Montag, 12. Januar 2015

Pressemitteilung: Großer Wohnungsbedarf in Bamberg belegbar


Pressemitteilung der Bamberger Linken Liste (BaLi):
Großer Wohnungsbedarf  in Bamberg belegbar - Bürgerbegehren eine Option

Die Bamberger Linke Liste (BaLi) sieht für Bamberg bis 2020 einen Bedarf von annähernd 5000 Wohnungen. Eine Belegung aller 1250 Wohneinheiten des Konversionsgeländes - die Zahl von 2500 Wohnungen ist irreführend - kann in weniger als 3 Jahren ohne einschneidende Kosten für einen Leerstandsunterhalt erwartet werden. 

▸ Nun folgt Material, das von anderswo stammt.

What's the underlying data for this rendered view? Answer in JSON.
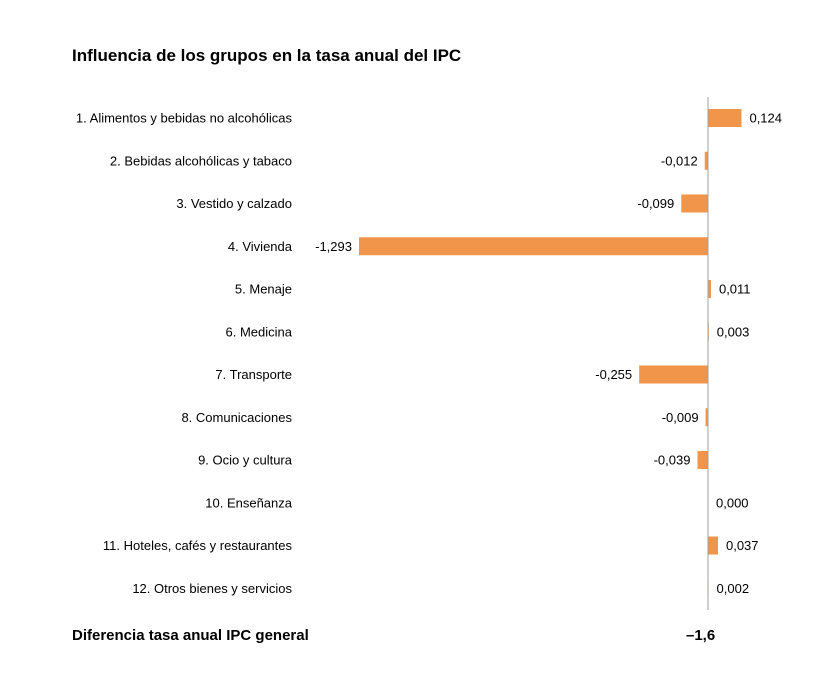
{
  "chart_data": {
    "type": "bar",
    "orientation": "horizontal",
    "title": "Influencia de los grupos en la tasa anual del IPC",
    "categories": [
      "1. Alimentos y bebidas no alcohólicas",
      "2. Bebidas alcohólicas y tabaco",
      "3. Vestido y calzado",
      "4. Vivienda",
      "5. Menaje",
      "6. Medicina",
      "7. Transporte",
      "8. Comunicaciones",
      "9. Ocio y cultura",
      "10. Enseñanza",
      "11. Hoteles, cafés y restaurantes",
      "12. Otros bienes y servicios"
    ],
    "values": [
      0.124,
      -0.012,
      -0.099,
      -1.293,
      0.011,
      0.003,
      -0.255,
      -0.009,
      -0.039,
      0.0,
      0.037,
      0.002
    ],
    "value_labels": [
      "0,124",
      "-0,012",
      "-0,099",
      "-1,293",
      "0,011",
      "0,003",
      "-0,255",
      "-0,009",
      "-0,039",
      "0,000",
      "0,037",
      "0,002"
    ],
    "bar_color": "#f0954a",
    "axis_color": "#a0a0a0",
    "grid": false,
    "legend": "none"
  },
  "footer": {
    "label": "Diferencia tasa anual IPC general",
    "value": "–1,6"
  }
}
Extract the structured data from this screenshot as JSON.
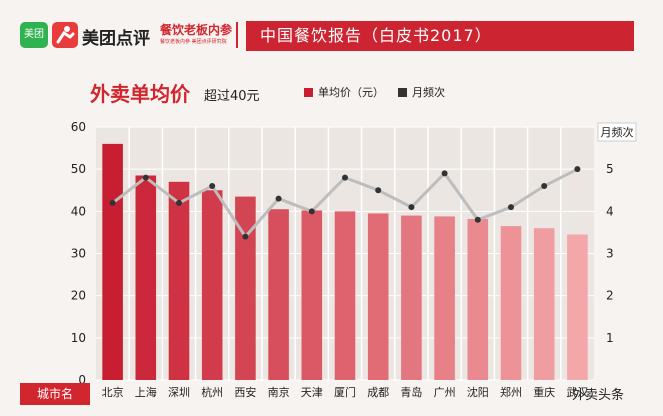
{
  "header": {
    "logo_left": "美团",
    "brand": "美团点评",
    "sub_brand": "餐饮老板内参",
    "sub_small": "餐饮老板内参·美团点评研究院",
    "banner": "中国餐饮报告（白皮书2017）"
  },
  "colors": {
    "bar_dark": "#c81e32",
    "bar_light": "#f3a7a9",
    "line": "#bdbdbd",
    "marker": "#333333",
    "grid": "#ffffff",
    "plot_bg": "#ece6e3"
  },
  "chart_data": {
    "type": "bar",
    "title": "外卖单均价",
    "subtitle": "超过40元",
    "xlabel": "城市名",
    "ylabel": "",
    "y2label": "月频次",
    "ylim": [
      0,
      60
    ],
    "y2lim": [
      0,
      6
    ],
    "yticks": [
      "0",
      "10",
      "20",
      "30",
      "40",
      "50",
      "60"
    ],
    "y2ticks": [
      "1",
      "2",
      "3",
      "4",
      "5"
    ],
    "categories": [
      "北京",
      "上海",
      "深圳",
      "杭州",
      "西安",
      "南京",
      "天津",
      "厦门",
      "成都",
      "青岛",
      "广州",
      "沈阳",
      "郑州",
      "重庆",
      "武汉"
    ],
    "series": [
      {
        "name": "单均价（元）",
        "type": "bar",
        "values": [
          56,
          48.5,
          47,
          45,
          43.5,
          40.5,
          40.2,
          40,
          39.5,
          39,
          38.8,
          38.2,
          36.5,
          36,
          34.5
        ]
      },
      {
        "name": "月频次",
        "type": "line",
        "values": [
          4.2,
          4.8,
          4.2,
          4.6,
          3.4,
          4.3,
          4.0,
          4.8,
          4.5,
          4.1,
          4.9,
          3.8,
          4.1,
          4.6,
          5.0
        ]
      }
    ]
  },
  "watermark": "外卖头条"
}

Zweifel daran würden, so BaLi-Stadtrat und Konversionssenatsmitglied Heinrich Schwimmbeck, ohne empirische Begründung ausgesprochen. Ebenso unverständlich sei die Aussage, der Wohnungsbedarf sei nicht abschätzbar. Er verweist auf die Wohnungsbedarfsstudie von 2013, die vom Konversionsamt in Auftrag gegeben wurde und den großen Wohnungsbedarf belegt, erläutert und begründet - die aber seltsamerweise in der öffentlichen Diskussion keine Erwähnung findet. Die BaLi-"Fraktion" empfiehlt dringend deren Lektüre und hat auf ihrer Homepage eine Zusammenfassung der wesentlichen Aussagen der Untersuchung sowie die Folgerungen daraus eingestellt.

Die Stadtverwaltung und Stadträte sind aufgefordert, diese Datengrundlage zur Kenntnis zur nehmen und in ihren Überlegungen und Entscheidungen zu berücksichtigen. Die BaLi sieht es als vorderste Pflicht der Stadt Bamberg, die Konversion des US-Geländes zur Lösung der dringlichsten sozialen Frage zu nutzen, nämlich zur Bereitstellung finanzierbaren Wohnraums für die Bürger aller Einkommensschichten. Als Vorbild und Mutmacher dafür empfiehlt die BaLi die gelungene Vorgehensweise bei der Umwandlung der Kolb Housing Area in Fürth Mitte der 90er Jahre. Grundvoraussetzung dafür ist eine niedrigpreisige Vermarktung des Wohnraum-Angebots - deutlich unterhalb des Quadratmeterpreises von 6,50 € pro qm, wie er in der Pines-Area angedacht ist, was einen großen Interessentenkreis von vorneherein ausschließt. Die Bundesanstalt für Immobilien-Aufgaben (BImA) ist angehalten, der Kommune die günstige Überlassung des Wohnraums an die Bürger zu ermöglichen, nicht zuletzt durch zurückhaltende Preisforderungen.

Stadtrat Heinrich Schwimmbeck sieht in einem Bürgerbegehren eine realistische Option, wenn Verwaltung und Stadtrat einen Planungsentwurf zur Grundlage der weiteren Entwicklung nehmen sollten, der verfügbares Wohnungsangebot ungenutzt lassen will. "Sicher ist: Eine weit überwiegende Mehrheit der Bürger hätten dafür kein Verständnis", so der Stadtrat. Die Bamberger Linke Liste, die mit der Bürgerinitiative "Armygelände in Bürgerhände" in enger Zusammenarbeit steht , würde sich aktiv an einem Bürgerbegehren beteiligen.